I have the following definition for an
Ito process:
For $a(\omega, t), b(\omega, t)$ real valued, adapted stochastic processes that respectively satisfy the conditions $$ P(\int_0^t \vert a(\omega, s)\vert ds < \infty ) = 1 \quad \text{and} \quad P(\int_0^t b(\omega, s)^2 ds < \infty ) = 1 $$
and Ito-process has the form $$ X_t = x_0 + \int_0^t a(\omega, s) ds + \int_0^t b(\omega, s) dB_s. $$
Now for another stochastic process $f(\omega, t)$ that satisfies
$$
P(\int_0^t \vert f(\omega, s) a(\omega, s)\vert ds < \infty ) = 1
\quad \text{and} \quad
P(\int_0^t (f(\omega, s)b(\omega, s))^2 ds < \infty ) = 1
$$
the stochastic integral of $f$ with respect to $X$ is defined as $$ \int_0^t f(\omega, s) dX_s := \int_0^t f(\omega, s)a(\omega, s) ds + \int_0^t f(\omega, s)b(\omega, s) dB_s $$
For the Ito integral I have seen the interpretation of say the cumulative gains or losses of a gaming/investing strategy $f(\omega,t)$ w.r.t. an underlying asset price (the Brownian motion).

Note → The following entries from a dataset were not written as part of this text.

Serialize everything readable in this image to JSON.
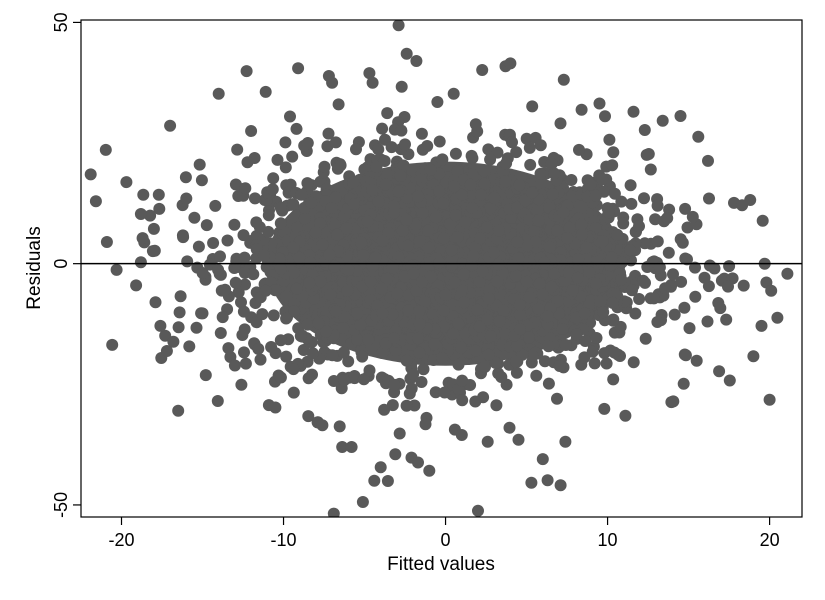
{
  "chart_data": {
    "type": "scatter",
    "xlabel": "Fitted values",
    "ylabel": "Residuals",
    "xlim": [
      -22.5,
      22
    ],
    "ylim": [
      -52.5,
      50.5
    ],
    "x_ticks": [
      -20,
      -10,
      0,
      10,
      20
    ],
    "y_ticks": [
      -50,
      0,
      50
    ],
    "x_tick_labels": [
      "-20",
      "-10",
      "0",
      "10",
      "20"
    ],
    "y_tick_labels": [
      "-50",
      "0",
      "50"
    ],
    "reference_line_y": 0,
    "grid": false,
    "legend": "none",
    "marker_color": "#595959",
    "dense_region": {
      "shape": "ellipse",
      "x_center": 0,
      "y_center": 0,
      "x_halfwidth": 12,
      "y_halfwidth": 23
    },
    "series": [
      {
        "values": [
          [
            -21.9,
            18.5
          ],
          [
            -20.3,
            -1.3
          ],
          [
            -19.7,
            16.9
          ],
          [
            -18.8,
            10.3
          ],
          [
            -18.7,
            5.3
          ],
          [
            -18.8,
            0.3
          ],
          [
            -17.9,
            -8.0
          ],
          [
            -17.6,
            -12.9
          ],
          [
            -17.7,
            14.3
          ],
          [
            -17.0,
            28.6
          ],
          [
            -16.8,
            -16.2
          ],
          [
            -17.2,
            -18.1
          ],
          [
            -16.5,
            -30.5
          ],
          [
            -16.0,
            13.5
          ],
          [
            -16.2,
            5.5
          ],
          [
            -15.5,
            9.5
          ],
          [
            -15.0,
            -10.3
          ],
          [
            -14.8,
            -23.1
          ],
          [
            -14.0,
            35.2
          ],
          [
            -13.4,
            -17.5
          ],
          [
            -13.0,
            -21.1
          ],
          [
            -12.6,
            -25.1
          ],
          [
            -12.0,
            27.5
          ],
          [
            -11.1,
            35.6
          ],
          [
            -10.9,
            -29.3
          ],
          [
            -10.5,
            -29.8
          ],
          [
            -9.6,
            30.5
          ],
          [
            -9.1,
            40.5
          ],
          [
            -8.5,
            25.0
          ],
          [
            -7.9,
            -32.9
          ],
          [
            -7.6,
            -33.5
          ],
          [
            -7.2,
            38.9
          ],
          [
            -7.0,
            37.5
          ],
          [
            -6.9,
            -51.8
          ],
          [
            -6.6,
            33.0
          ],
          [
            -5.8,
            -38.0
          ],
          [
            -5.1,
            -49.4
          ],
          [
            -4.7,
            39.5
          ],
          [
            -4.5,
            37.5
          ],
          [
            -4.4,
            -45.0
          ],
          [
            -4.0,
            -42.2
          ],
          [
            -3.6,
            31.2
          ],
          [
            -3.1,
            -39.5
          ],
          [
            -2.9,
            49.4
          ],
          [
            -2.4,
            43.5
          ],
          [
            -2.1,
            -40.2
          ],
          [
            -1.8,
            42.0
          ],
          [
            -1.7,
            -41.2
          ],
          [
            -1.0,
            -42.9
          ],
          [
            -0.5,
            33.5
          ],
          [
            0.5,
            35.2
          ],
          [
            1.0,
            -35.5
          ],
          [
            2.0,
            -51.2
          ],
          [
            2.6,
            -36.9
          ],
          [
            3.7,
            40.9
          ],
          [
            4.0,
            41.5
          ],
          [
            4.5,
            -36.5
          ],
          [
            5.3,
            -45.4
          ],
          [
            6.0,
            -40.5
          ],
          [
            6.3,
            -44.9
          ],
          [
            7.1,
            -45.9
          ],
          [
            7.3,
            38.1
          ],
          [
            7.4,
            -36.9
          ],
          [
            8.4,
            31.9
          ],
          [
            9.5,
            33.2
          ],
          [
            9.8,
            -30.1
          ],
          [
            11.1,
            -31.5
          ],
          [
            11.6,
            31.5
          ],
          [
            12.3,
            27.7
          ],
          [
            13.4,
            29.6
          ],
          [
            14.5,
            30.6
          ],
          [
            14.7,
            -24.9
          ],
          [
            15.5,
            -20.1
          ],
          [
            15.6,
            26.3
          ],
          [
            16.2,
            21.3
          ],
          [
            16.6,
            -1.0
          ],
          [
            17.5,
            -0.5
          ],
          [
            17.8,
            12.6
          ],
          [
            18.3,
            12.1
          ],
          [
            18.8,
            13.2
          ],
          [
            19.0,
            -19.2
          ],
          [
            19.5,
            -12.9
          ],
          [
            19.7,
            0.0
          ],
          [
            19.8,
            -3.9
          ],
          [
            20.1,
            -5.6
          ],
          [
            20.0,
            -28.2
          ],
          [
            21.1,
            -2.1
          ],
          [
            -20.9,
            4.5
          ],
          [
            -19.1,
            -4.5
          ],
          [
            -18.0,
            7.2
          ]
        ]
      }
    ]
  }
}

It makes sense to me to extend the original definition to more complicated asset price models (here an Ito-process), but I don't see how the above defined stochastic integral is
a) consistent with the formal definition of the Ito integral - i.e. whether this integral can also be derived as a limit of sums of this form $$ \lim_{\vert \mathcal{P} \vert \to 0} \sum_{t_i \in \mathcal{P}} f(t_i) (X_{t_i} - X_{t_{i-1}}) $$ b) consistent with the interpretation given above
So essentially I'm asking: why does this definition make sense?